Some women who already have potential pregnancy risks should abstain from intercourse while expecting, according to the Mayo Clinic and KidsHealth. Even if you don’t have a high-risk pregnancy, you should never let your partner blow air into your vagina, as this can cause a blood clot that endangers the lives of you and your unborn baby. Also, all pregnant women should avoid anal sex due to the risk of potentially dangerous bacterial infections.
High-risk pregnancies require women to abstain from sex, notes the Mayo Clinic and KidsHealth. Moms expecting multiple births such as twins or triplets, women who have suffered a miscarriage before and those women whose doctor noted that they might have a premature delivery should not have sex at all while pregnant.
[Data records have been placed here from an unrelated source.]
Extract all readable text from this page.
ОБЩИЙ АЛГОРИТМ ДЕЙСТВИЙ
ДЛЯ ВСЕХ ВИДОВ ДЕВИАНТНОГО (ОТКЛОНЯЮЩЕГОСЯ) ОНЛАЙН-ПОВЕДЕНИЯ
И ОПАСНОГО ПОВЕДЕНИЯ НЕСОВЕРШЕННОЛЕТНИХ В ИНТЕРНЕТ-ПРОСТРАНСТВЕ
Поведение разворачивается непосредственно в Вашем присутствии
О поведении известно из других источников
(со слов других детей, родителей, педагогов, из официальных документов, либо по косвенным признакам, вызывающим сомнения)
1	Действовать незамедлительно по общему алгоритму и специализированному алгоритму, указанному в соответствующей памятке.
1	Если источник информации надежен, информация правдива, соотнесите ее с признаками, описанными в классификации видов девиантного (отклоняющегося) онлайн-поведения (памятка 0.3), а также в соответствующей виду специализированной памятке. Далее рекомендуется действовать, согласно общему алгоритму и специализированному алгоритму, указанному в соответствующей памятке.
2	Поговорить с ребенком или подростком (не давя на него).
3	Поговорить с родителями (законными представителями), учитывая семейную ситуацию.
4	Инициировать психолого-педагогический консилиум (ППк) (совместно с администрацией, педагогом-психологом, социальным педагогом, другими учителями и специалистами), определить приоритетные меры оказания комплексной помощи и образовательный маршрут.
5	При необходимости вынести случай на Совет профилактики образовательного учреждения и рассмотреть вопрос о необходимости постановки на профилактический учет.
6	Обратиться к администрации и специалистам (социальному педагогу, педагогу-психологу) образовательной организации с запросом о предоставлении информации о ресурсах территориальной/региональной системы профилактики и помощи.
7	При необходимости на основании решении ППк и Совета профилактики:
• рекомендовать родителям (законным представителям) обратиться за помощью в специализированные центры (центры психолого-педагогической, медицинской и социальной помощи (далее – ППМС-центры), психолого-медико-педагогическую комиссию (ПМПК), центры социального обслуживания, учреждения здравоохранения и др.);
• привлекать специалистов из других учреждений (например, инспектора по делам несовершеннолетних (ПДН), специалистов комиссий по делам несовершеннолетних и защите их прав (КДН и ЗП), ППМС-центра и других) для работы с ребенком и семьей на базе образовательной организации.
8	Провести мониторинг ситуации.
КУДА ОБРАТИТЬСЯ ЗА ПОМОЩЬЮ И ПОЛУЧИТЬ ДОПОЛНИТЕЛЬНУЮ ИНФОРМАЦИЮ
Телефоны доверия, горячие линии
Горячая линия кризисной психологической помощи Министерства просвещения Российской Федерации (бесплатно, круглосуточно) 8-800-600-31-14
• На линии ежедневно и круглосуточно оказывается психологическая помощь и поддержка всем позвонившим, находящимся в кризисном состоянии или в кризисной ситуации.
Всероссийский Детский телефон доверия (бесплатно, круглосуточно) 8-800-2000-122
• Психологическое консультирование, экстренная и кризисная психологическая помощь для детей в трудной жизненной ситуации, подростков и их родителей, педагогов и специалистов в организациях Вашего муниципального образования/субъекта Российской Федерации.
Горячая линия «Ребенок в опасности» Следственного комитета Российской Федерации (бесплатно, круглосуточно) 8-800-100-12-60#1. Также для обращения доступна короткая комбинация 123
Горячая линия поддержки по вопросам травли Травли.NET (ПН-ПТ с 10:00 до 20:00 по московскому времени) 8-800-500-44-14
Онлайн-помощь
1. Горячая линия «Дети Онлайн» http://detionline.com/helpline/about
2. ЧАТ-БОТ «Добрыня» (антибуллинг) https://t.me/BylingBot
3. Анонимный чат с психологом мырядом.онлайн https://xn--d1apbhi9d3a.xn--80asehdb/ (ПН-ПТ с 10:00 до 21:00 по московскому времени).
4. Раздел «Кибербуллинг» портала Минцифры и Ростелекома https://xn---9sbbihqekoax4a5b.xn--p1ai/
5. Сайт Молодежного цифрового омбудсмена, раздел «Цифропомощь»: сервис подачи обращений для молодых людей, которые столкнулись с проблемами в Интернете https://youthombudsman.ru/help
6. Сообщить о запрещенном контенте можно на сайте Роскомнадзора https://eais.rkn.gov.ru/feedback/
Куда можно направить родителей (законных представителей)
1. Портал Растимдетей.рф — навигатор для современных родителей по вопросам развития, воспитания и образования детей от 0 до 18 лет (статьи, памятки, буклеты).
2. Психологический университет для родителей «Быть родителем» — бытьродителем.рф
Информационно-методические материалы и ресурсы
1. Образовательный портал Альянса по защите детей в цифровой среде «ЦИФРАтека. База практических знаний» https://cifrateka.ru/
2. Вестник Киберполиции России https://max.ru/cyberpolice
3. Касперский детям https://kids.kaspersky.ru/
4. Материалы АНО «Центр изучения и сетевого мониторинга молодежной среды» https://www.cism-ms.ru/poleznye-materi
In women having lower-risk pregnancies, orgasms usually can’t cause premature labor, according to the Mayo Clinic and Kids Health. But women who already have risky pregnancies are far more likely to go into premature labor if the orgasms cause contractions. Also, any woman having sex while pregnant risks contracting a sexually transmitted disease; such infections can harm both mother and baby whether or not the term was high-risk to begin with.
Alternatives To Intercourse
You might be able to have oral sex while pregnant, but ask your doctor just to be on the safe side, notes the Mayo Clinic and Kids Health. Kissing and cuddling are probably the safest forms of physical romantic activity for women experiencing high-risk pregnancies.
The penis cannot intrude into the womb during any pregnancy, notes the Mayo Clinic and KidsHealth. The amniotic sac protects your future son or daughter from any foreign material.
Risks During Pregnancy From Sexual Activities Before Pregnancy
Women who have a lot of sexual partners may be at a higher risk of tubal or ectopic pregnancies, according to the Mayo Clinic. In such pregnancies, the fetus cannot be delivered through any type of childbirth because it is trapped in a fallopian tube rather than housed in the uterus. Any unexplained bleeding and significant pain during pregnancy, whether or not sexual intercourse might have caused the symptoms, warrants immediate medical attention. Women who suffer from tubal pregnancies risk not only losing fertility, but also their lives. A doctor must terminate the pregnancy through either injections of medications or surgery. Moms who have HIV or sexually transmitted diseases also need special medical care, as these conditions can be passed on in-utero and harm the growing child, notes the Centers for Disease Control.